The IRS has now made it easier for a taxpayer to qualify for an Offer in Compromise. An Offer in Compromise, is an agreement between a taxpayer and the IRS that settles the taxpayer’s tax liabilities for less than the full amount owed.
In the OIC program, the IRS has always looked at the taxpayer’s future income plus net assets to determine the IRS’s collection potential from the taxpayer. The IRS has now made quite a drastic change in favor of the taxpayer when the future income is calculated.
Under the old rules, the amount of the taxpayer’s income in excess of the monthly allowable living expenses was multiplied by 48 if the offer amount could be paid within 5 months. Now that multiplying factor is only 12, down by 75% !
Also under the old rules the multiplier factor was 60 for offers paid within 24 months. Now that multiplier factor is only 24, not 60.
So for example, if your excess of income over living expenses is $1,000 per month, and you can pay $12,000 within 5 months, and you have no net assets, your offer of $12,000 may be accepted, even if your tax liability was say, $100,000.
That is unquestionably a very good deal.
In addition, the IRS has also liberalized somewhat how both net income and net assets are computed when calculating the Offer amount proposal.
Of course, every taxpayer’s situation is different, so the numbers would have to be carefully crunched before deciding whether to submit an Offer in Compromise to the IRS. And, the IRS does traditionally take quite a long time before it decides whether an Offer is accepted or rejected, since Offers are carefully reviewed, and the IRS has a backlog of Offers.

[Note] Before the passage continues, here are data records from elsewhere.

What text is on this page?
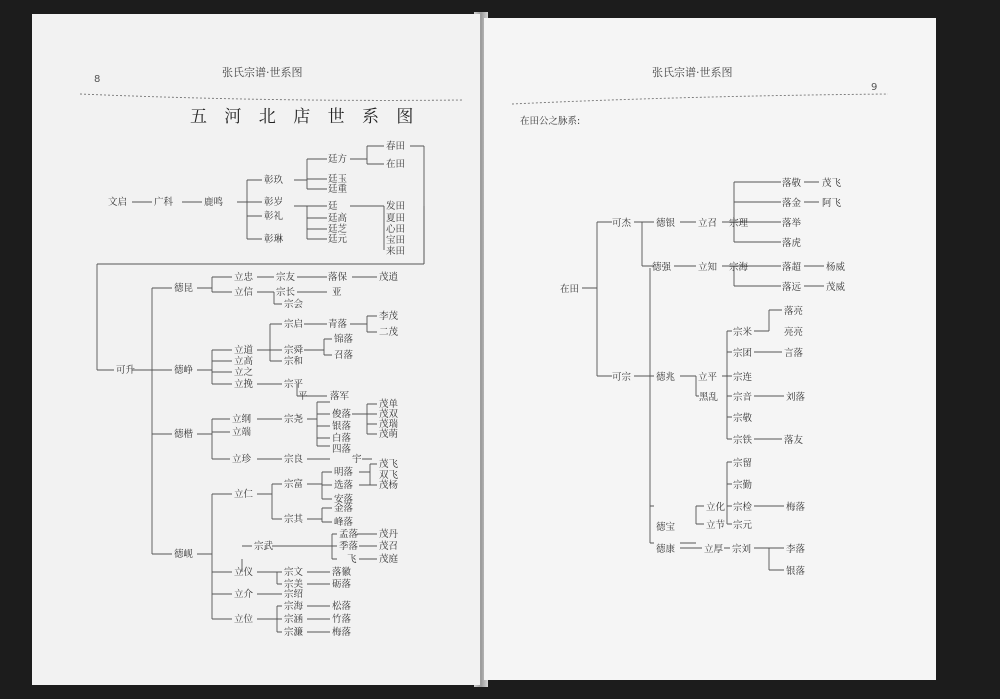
8
张氏宗谱·世系图
五 河 北 店 世 系 图
文启	广科	鹿鸣
彰玖
彰岁
彰礼
彰琳
廷方
廷玉
廷重
廷
廷高
廷芝
廷元
春田
在田
发田
夏田
心田
宝田
来田
可升
德昆
德峥
德楷
德岘
立忠
立信
宗友
宗长
宗会
落保
亚
茂逍
宗启	青落
李茂
二茂
立道
立高
立之
立挽
宗舜
宗和
锦落
召落
宗平
平 落军
立纲
立端
宗尧	俊落
银落
白落
四落
茂单
茂双
茂瑞
茂萌
立珍	宗良	宇
立仁
宗富
明落
选落
安落
茂飞
双飞
茂杨
宗其
金落
峰落
宗武
孟落
季落
飞
茂丹
茂召
茂庭
立仪	宗文
宗美
落徽
砺落
立介	宗绍
立位
宗海
宗涵
宗濂
松落
竹落
梅落
张氏宗谱·世系图
9
在田公之脉系:
在田
可杰
可宗
德银
德强
德兆
德宝
德康
立召 宗理
立知 宗海
落敬
落金
落举
落虎
茂飞
阿飞
落超
落远
杨威
茂威
立平
黑乱
宗米
宗团
宗连
宗音
宗敬
宗铁
落亮
亮亮
言落
刘落
落友
立化
立节
宗留
宗勤
宗检
宗元
梅落
立厚 宗刘	李落
银落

And one downside to an Offer is that during the time that the Offer is pending, the “CSED” ( Collection Statute Expiration Date), or the time during which IRS can collect taxes from you before they expire to zero, is frozen. In other words, the clock stops ticking for the 10 year expiration period on a tax debt. So, before you file an Offer, pay attention to where you are in the CSED. If your CSED is really close to expiring, filing an Offer now could be a very dumb thing to do.
But overall, I am much more OIC friendly than I used to be, and I have found myself filing more OIC’s than I have in the past.